Working in a bank

For a long time, I thought banks were plain evil.

I guess it started with how everyone (almost everyone) in college wants to get a job in a bank, some bank, any bank. To me, it came as a stark reminder of how people are all rowing their boats towards the same lighthouse, and how they’d probably crash on the same rock. It isn’t for the love of the work. Only money.

A series of poor judgments and a phase of desperation later, I find myself working in, well, a bank! It puts my ‘principles’ on dubious grounds. It makes me a two-faced hypocrite. It took nothing less than courage to walk into that office, stamping over everything I had quite believed in.

A week and a half into it, I’m almost proud to say I’ve survived. I must admit how baseless my “logic” was. At least as far as Marketing is concerned, a consumer bank is extremely similar to any other consumer goods company. They merely sell financial plans, like a telecom company would sell phone plans or an FMCG company would sell food or shoes.
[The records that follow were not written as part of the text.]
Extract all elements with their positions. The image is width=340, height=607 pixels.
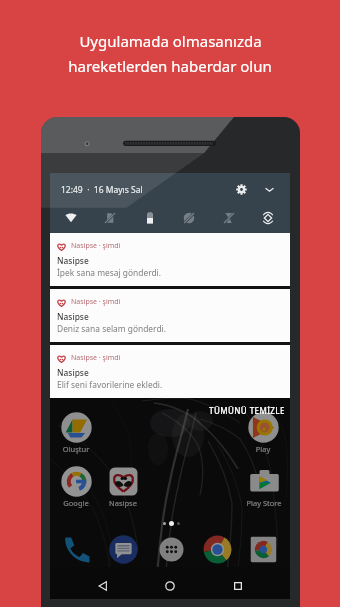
staticText: İpek sana mesaj gönderdi. [57,267,162,278]
button[interactable]: Google [53,466,99,508]
staticText: Elif seni favorilerine ekledi. [57,379,163,390]
button[interactable]: Do not disturb [179,208,199,228]
button[interactable]: Oluştur [53,412,99,454]
button[interactable]: Expand [259,179,279,199]
staticText: Google [53,498,99,508]
button[interactable]: Nasipse [100,466,146,508]
button[interactable]: Nasipse · şimdi [50,345,290,398]
button[interactable]: Photos [247,533,279,565]
button[interactable]: Mobile data off [100,208,120,228]
button[interactable]: Battery [140,208,160,228]
staticText: Nasipse · şimdi [71,241,121,251]
staticText: Nasipse [100,498,146,508]
button[interactable]: Settings [231,179,251,199]
button[interactable]: TÜMÜNÜ TEMİZLE [207,403,287,418]
staticText: Nasipse · şimdi [71,297,121,307]
staticText: Play Store [241,498,287,508]
staticText: TÜMÜNÜ TEMİZLE [209,405,285,416]
staticText: Oluştur [53,444,99,454]
button[interactable]: Phone [60,533,92,565]
button[interactable]: Flashlight [219,208,239,228]
button[interactable]: Home [163,579,177,593]
button[interactable]: Nasipse · şimdi [50,289,290,342]
button[interactable]: Recent apps [231,579,245,593]
button[interactable]: Auto-rotate [258,208,278,228]
button[interactable]: Wi-Fi [61,208,81,228]
staticText: Nasipse [57,367,89,378]
button[interactable]: Messages [107,533,139,565]
staticText: Nasipse · şimdi [71,353,121,363]
button[interactable]: Chrome [201,533,233,565]
button[interactable]: Play [240,412,286,454]
staticText: Deniz sana selam gönderdi. [57,323,166,334]
staticText: hareketlerden haberdar olun [68,56,272,76]
staticText: Nasipse [57,255,89,266]
staticText: Nasipse [57,311,89,322]
button[interactable]: Play Store [241,466,287,508]
staticText: Uygulamada olmasanızda [79,31,262,51]
button[interactable]: Back [96,579,110,593]
staticText: Play [240,444,286,454]
staticText: 12:49 · 16 Mayıs Sal [61,184,143,196]
button[interactable]: All apps [155,533,187,565]
button[interactable]: Nasipse · şimdi [50,233,290,286]
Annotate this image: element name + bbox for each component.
The work environment too, is no different from a regular company – creativity constraining cubicles, cluttered desks, lots of workplace lingo.
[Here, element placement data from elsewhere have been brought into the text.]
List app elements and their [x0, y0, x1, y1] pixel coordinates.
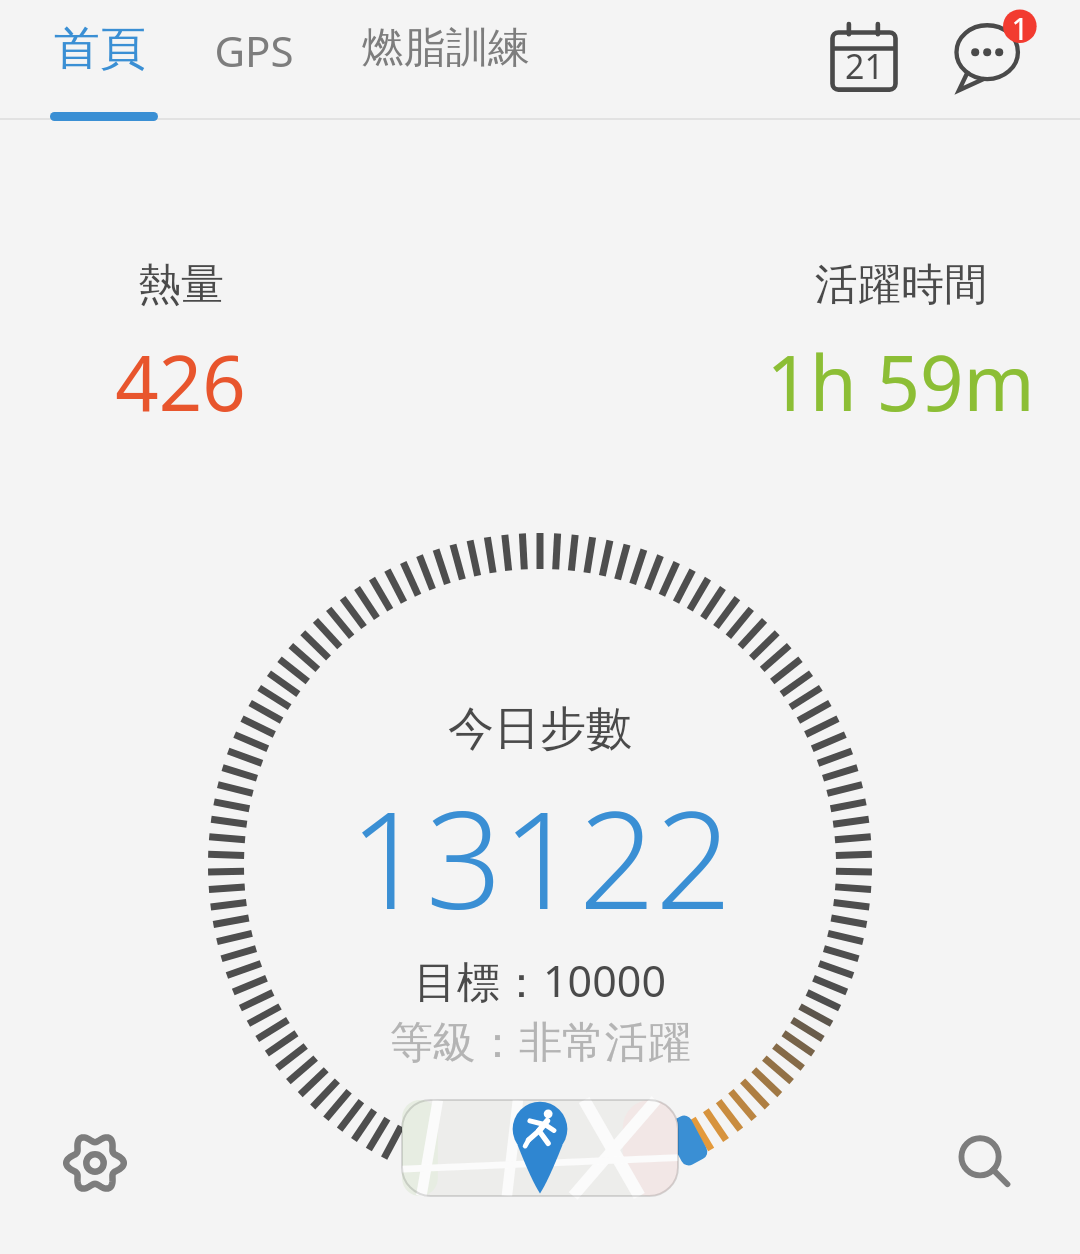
- button[interactable]: Settings: [48, 1116, 142, 1210]
- button[interactable]: 熱量: [0, 258, 360, 434]
- staticText: 13122: [349, 766, 732, 949]
- staticText: 等級：非常活躍: [390, 1016, 691, 1070]
- staticText: 活躍時間: [815, 258, 987, 312]
- staticText: 今日步數: [448, 700, 632, 758]
- button[interactable]: 活躍時間: [720, 258, 1080, 434]
- staticText: 首頁: [54, 20, 146, 78]
- staticText: GPS: [214, 22, 294, 79]
- button[interactable]: Search: [938, 1116, 1032, 1210]
- button[interactable]: 燃脂訓練: [358, 0, 534, 97]
- button[interactable]: 首頁: [50, 0, 150, 98]
- button[interactable]: Start run: [402, 1100, 678, 1196]
- staticText: 1h 59m: [766, 330, 1035, 434]
- button[interactable]: Messages: [944, 8, 1040, 104]
- staticText: 21: [845, 43, 884, 89]
- button[interactable]: GPS: [210, 0, 298, 101]
- staticText: 1: [1011, 8, 1029, 49]
- staticText: 燃脂訓練: [362, 22, 530, 75]
- staticText: 426: [115, 330, 246, 434]
- staticText: 目標：10000: [414, 951, 666, 1010]
- button[interactable]: Calendar: [822, 14, 906, 98]
- staticText: 熱量: [138, 258, 224, 312]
It’s probably not as exciting as a Nike or a Mars would be. Definitely not, but it’s survivable. In fact, I don’t hate it at all. This weekend hasn’t even felt like a weekend, not one that I desperately needed anyway. I don’t know if I’ll be saying the same a month from now. Probably not, because I don’t see myself growing here, in what I’m doing, at least as an intern. But I’ve already learnt what I’m going to value very much in my first and subsequent jobs – the room to grow, in terms of responsibility, independence and expectations. For the first time, I feel prepared to venture out into the corporate world, as though its claws have receded into a welcoming hand and its dracula teeth have turned into a big white smile.

I hope it lasts.

It still makes me a hypocrite. I see myself selling out for my entrepreneurial dream, which is slowly starting to take shape.